By Karim Serageldin
When I was seven-years-old I used to attend a halaqa that focused on “the Islam of No’s”. One summer day upon entering class, my stoic teacher and I got into this dialogue.
“What is this?” My teacher glared at my hand. A shiny bracelet wrapped around my tanned wrist.
“It’s a bracelet, my grandmother got it for me.” I said nonchalantly.
“Didn’t I tell you jewelry is haram?” He formed a plastic smile.
“But it’s silver. Boys can wear silver. My grandma got it for my birthday.”
“Didn’t I tell you celebrating birthday’s are haram?” His face went straight.
“But all we did was go to McDonalds and eat chicken nuggets.”
“Didn’t I tell you McDonalds is haram?!”
Seriously, that’s what happened.
Growing up, many Muslims constantly heard the word “No.” No you can’t do that, no you can’t eat that, no you can’t see, listen or touch that. Sure, boundaries are necessary in life, but what happens if we only emphasize the unallowable stuff.
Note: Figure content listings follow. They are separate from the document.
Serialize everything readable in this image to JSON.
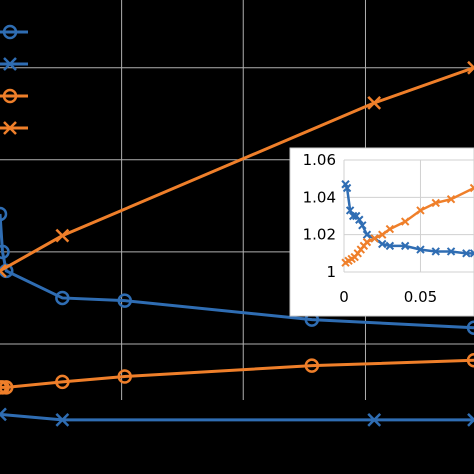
{
  "chart_data": [
    {
      "type": "line",
      "panel": "main",
      "grid": true,
      "legend": "top-left",
      "legend_labels_visible": false,
      "series": [
        {
          "color": "#2f6db3",
          "marker": "circle",
          "x": [
            0.0,
            0.02,
            0.05,
            0.5,
            1.0,
            2.5,
            3.8
          ],
          "y": [
            0.76,
            0.62,
            0.55,
            0.45,
            0.44,
            0.37,
            0.34
          ]
        },
        {
          "color": "#2f6db3",
          "marker": "x",
          "x": [
            0.0,
            0.5,
            3.0,
            3.8
          ],
          "y": [
            0.02,
            0.0,
            0.0,
            0.0
          ]
        },
        {
          "color": "#ef7f2a",
          "marker": "circle",
          "x": [
            0.0,
            0.02,
            0.05,
            0.5,
            1.0,
            2.5,
            3.8
          ],
          "y": [
            0.12,
            0.12,
            0.12,
            0.14,
            0.16,
            0.2,
            0.22
          ]
        },
        {
          "color": "#ef7f2a",
          "marker": "x",
          "x": [
            0.0,
            0.5,
            3.0,
            3.8
          ],
          "y": [
            0.55,
            0.68,
            1.17,
            1.3
          ]
        }
      ]
    },
    {
      "type": "line",
      "panel": "inset",
      "grid": true,
      "x_ticks": [
        "0",
        "0.05"
      ],
      "y_ticks": [
        "1",
        "1.02",
        "1.04",
        "1.06"
      ],
      "xlim": [
        0,
        0.085
      ],
      "ylim": [
        1,
        1.06
      ],
      "series": [
        {
          "color": "#2f6db3",
          "marker": "x",
          "x": [
            0.001,
            0.002,
            0.004,
            0.006,
            0.008,
            0.01,
            0.012,
            0.015,
            0.02,
            0.025,
            0.03,
            0.04,
            0.05,
            0.06,
            0.07,
            0.08,
            0.085
          ],
          "y": [
            1.047,
            1.045,
            1.033,
            1.03,
            1.03,
            1.028,
            1.025,
            1.02,
            1.018,
            1.015,
            1.014,
            1.014,
            1.012,
            1.011,
            1.011,
            1.01,
            1.01
          ]
        },
        {
          "color": "#ef7f2a",
          "marker": "x",
          "x": [
            0.001,
            0.003,
            0.005,
            0.007,
            0.009,
            0.011,
            0.013,
            0.015,
            0.02,
            0.025,
            0.03,
            0.04,
            0.05,
            0.06,
            0.07,
            0.085
          ],
          "y": [
            1.005,
            1.006,
            1.007,
            1.008,
            1.01,
            1.012,
            1.014,
            1.016,
            1.018,
            1.02,
            1.023,
            1.027,
            1.033,
            1.037,
            1.039,
            1.045
          ]
        }
      ]
    }
  ]
}
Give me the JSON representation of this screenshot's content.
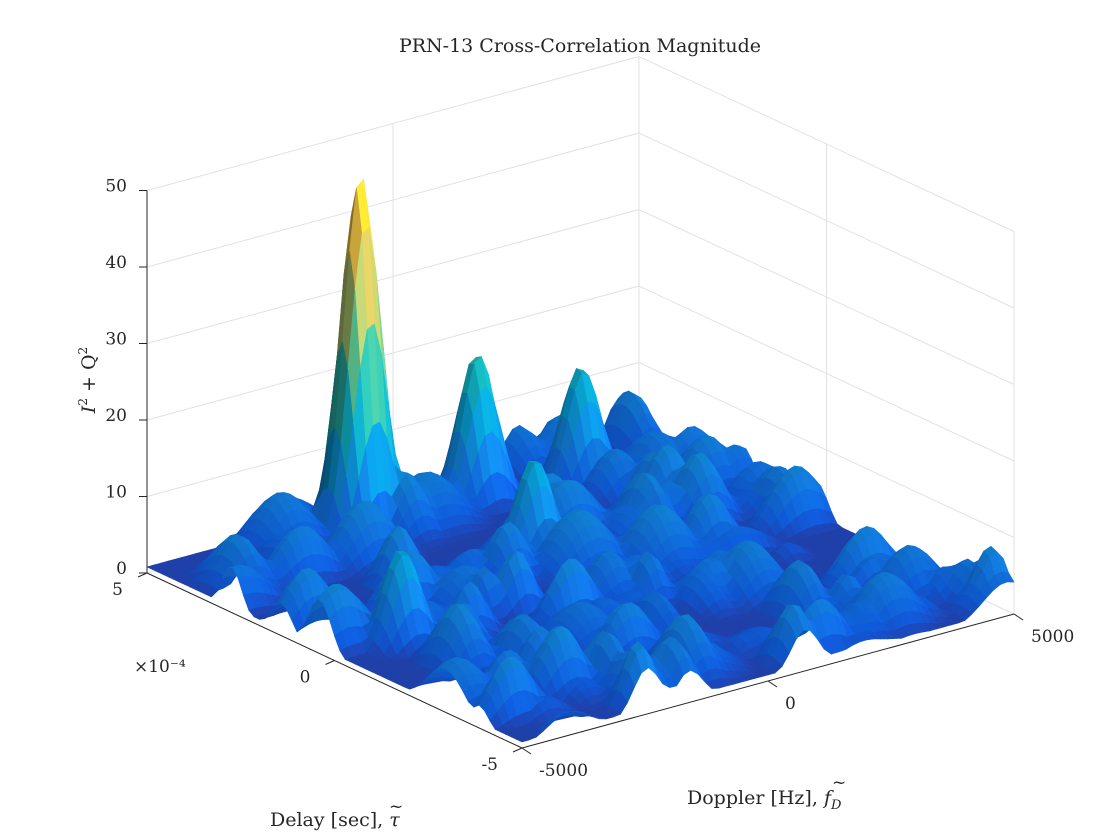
{
  "chart_data": {
    "type": "surface3d",
    "title": "PRN-13 Cross-Correlation Magnitude",
    "zlabel": "I² + Q²",
    "xlabel": "Doppler [Hz], f̃_D",
    "ylabel": "Delay [sec], τ̃",
    "xlim": [
      -5000,
      5000
    ],
    "ylim": [
      -0.0005,
      0.0005
    ],
    "zlim": [
      0,
      50
    ],
    "x_ticks": [
      -5000,
      0,
      5000
    ],
    "x_tick_labels": [
      "-5000",
      "0",
      "5000"
    ],
    "y_ticks": [
      -5,
      0,
      5
    ],
    "y_tick_labels": [
      "-5",
      "0",
      "5"
    ],
    "y_exponent_label": "×10⁻⁴",
    "z_ticks": [
      0,
      10,
      20,
      30,
      40,
      50
    ],
    "z_tick_labels": [
      "0",
      "10",
      "20",
      "30",
      "40",
      "50"
    ],
    "colormap": "parula",
    "noise_floor_range": [
      2,
      9
    ],
    "peaks": [
      {
        "doppler": -1200,
        "delay": 0.00043,
        "value": 47
      },
      {
        "doppler": 1100,
        "delay": 0.00042,
        "value": 20
      },
      {
        "doppler": 2900,
        "delay": 0.00038,
        "value": 16
      },
      {
        "doppler": -3800,
        "delay": -2e-05,
        "value": 13
      },
      {
        "doppler": 200,
        "delay": 0.00015,
        "value": 14
      }
    ]
  },
  "labels": {
    "title": "PRN-13 Cross-Correlation Magnitude",
    "zlabel_main": "I",
    "zlabel_mid": " + Q",
    "sup": "2",
    "xlabel_text": "Doppler [Hz], ",
    "xlabel_sym": "f",
    "xlabel_sub": "D",
    "ylabel_text": "Delay [sec], ",
    "ylabel_sym": "τ",
    "y_exponent": "×10⁻⁴"
  }
}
I heard a joke once that some masajid should be relabeled as “No Happiness Allowed Centers.”
When we are constantly reminded of not doing something wrong, we develop a fear and anxiety based relationship with God. Psychologically, a self-destructive trend develops. A trend of fear of getting punished, worry about going to hell and experiencing guilt rather than the blessings and joy of God in our lives. Some of our brothers and sisters have developed a sever obsessive and compulsive disorder around their practice of Islam. The term is called scrupulosity and it is dangerous and sad. I once consulted a brother that would take almost one hour to make wudu and two to three hours to pray. He would repeat rituals over and over again until he got them perfect. He did this out of fear that his prayer would not be accepted by the powerful judgmental God he grew up with. I have personally worked with clients that had psychotic breakdowns due to this mentality. May the Divine help us.
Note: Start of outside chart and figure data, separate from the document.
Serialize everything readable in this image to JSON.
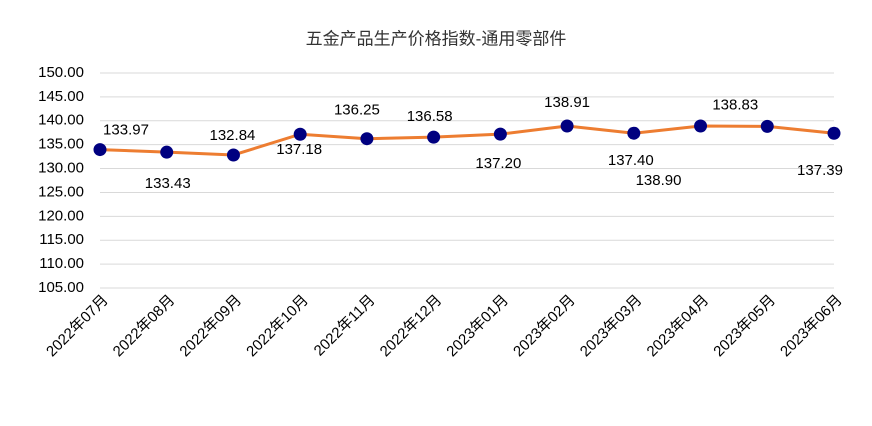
{
  "chart_data": {
    "type": "line",
    "title": "五金产品生产价格指数-通用零部件",
    "categories": [
      "2022年07月",
      "2022年08月",
      "2022年09月",
      "2022年10月",
      "2022年11月",
      "2022年12月",
      "2023年01月",
      "2023年02月",
      "2023年03月",
      "2023年04月",
      "2023年05月",
      "2023年06月"
    ],
    "series": [
      {
        "color": "#ED7D31",
        "marker_color": "#000080",
        "values": [
          133.97,
          133.43,
          132.84,
          137.18,
          136.25,
          136.58,
          137.2,
          138.91,
          137.4,
          138.9,
          138.83,
          137.39
        ],
        "value_labels": [
          "133.97",
          "133.43",
          "132.84",
          "137.18",
          "136.25",
          "136.58",
          "137.20",
          "138.91",
          "137.40",
          "138.90",
          "138.83",
          "137.39"
        ]
      }
    ],
    "ylim": [
      105,
      150
    ],
    "yticks": [
      {
        "value": 105,
        "label": "105.00"
      },
      {
        "value": 110,
        "label": "110.00"
      },
      {
        "value": 115,
        "label": "115.00"
      },
      {
        "value": 120,
        "label": "120.00"
      },
      {
        "value": 125,
        "label": "125.00"
      },
      {
        "value": 130,
        "label": "130.00"
      },
      {
        "value": 135,
        "label": "135.00"
      },
      {
        "value": 140,
        "label": "140.00"
      },
      {
        "value": 145,
        "label": "145.00"
      },
      {
        "value": 150,
        "label": "150.00"
      }
    ],
    "grid": true
  }
}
One of the ways I help such cases is by helping clients reframe their perception of Islam as a “Yes Religion.” Everything is actually halal except for what is haram. Islam is not merely a religion of regulations, discipline and deprivations. We have to look at the yes side, the plus side, the blessings and gifts God has actually given us. Living Islam is a path that gives more than it takes.
Reflect on this:
- Yes we get 24 hours a day. Approximately 25-30 minutes a day we are expected to connect with our Creator through prayer. That’s 0.017% of the day in prayer. The rest is “our time.”
- Yes we have twelve months a year. Only one month a year, God asks us to practice self discipline through fasting and make Him a focal point. Through this fast, we still get to eat and drink by sunset and gain physical and psycho-spiritual benefits. That’s 92% percent of the year left to us to eat when we wish!
- Yes God asks us to give approximately 2.5% of our wealth to those in need and those God did not give as much as He gave you! You still get to keep about 97.5% of your wealth and assets.
- If we have the means financially and physically, God calls us to make pilgrimage only one time in our whole life to receive forgiveness! Not once a year, once a decade, one time in our whole life. If you live to be 80 years old, and perform one hajj, you spent approximately .00017% of your life in pilgrimage.
- Yes we can eat and drink everything with exception to a few items like pork, alcohol and predator animals (like lions,tigers and bears which are uncommon in all cuisines anyways) 99.5% of all food and drink can make it into your belly!
There are many more examples that show Islam is a “Yes Religion.” The prophet Muhammed said YES to….
- Forgive people and be patient with their wrongs towards you
- Having flexibility with people’s customs
- Give people time to accept da’wah and not be punished
- Nearly all requests that came his way
- Help and support others
- Being optimistic and smiling
There is a saying that says if it was not for the “La” in La ila ila Allah, the prophet would never have said “no.”
I encourage you to reframe your perspective and make your own list of how Islam gives more than it takes. Focus on what Islam offers than forbids. Let’s get back to this “yes mentality.” Let’s acknowledge the gifts, the blessings and appreciate all that God has granted us. Let’s move towards God with love, let’s pray because we want to, let’s find joy in existence and look forward to meeting our Lord.
Karim Serageldin is a dedicated psychologist with years of experience working with the Muslim community. His practice is called Noor Psychology and he facilitates workshops, counseling and life coaching with an integrated approach of Islamic spiritual values, contemporary psychology and science-based research.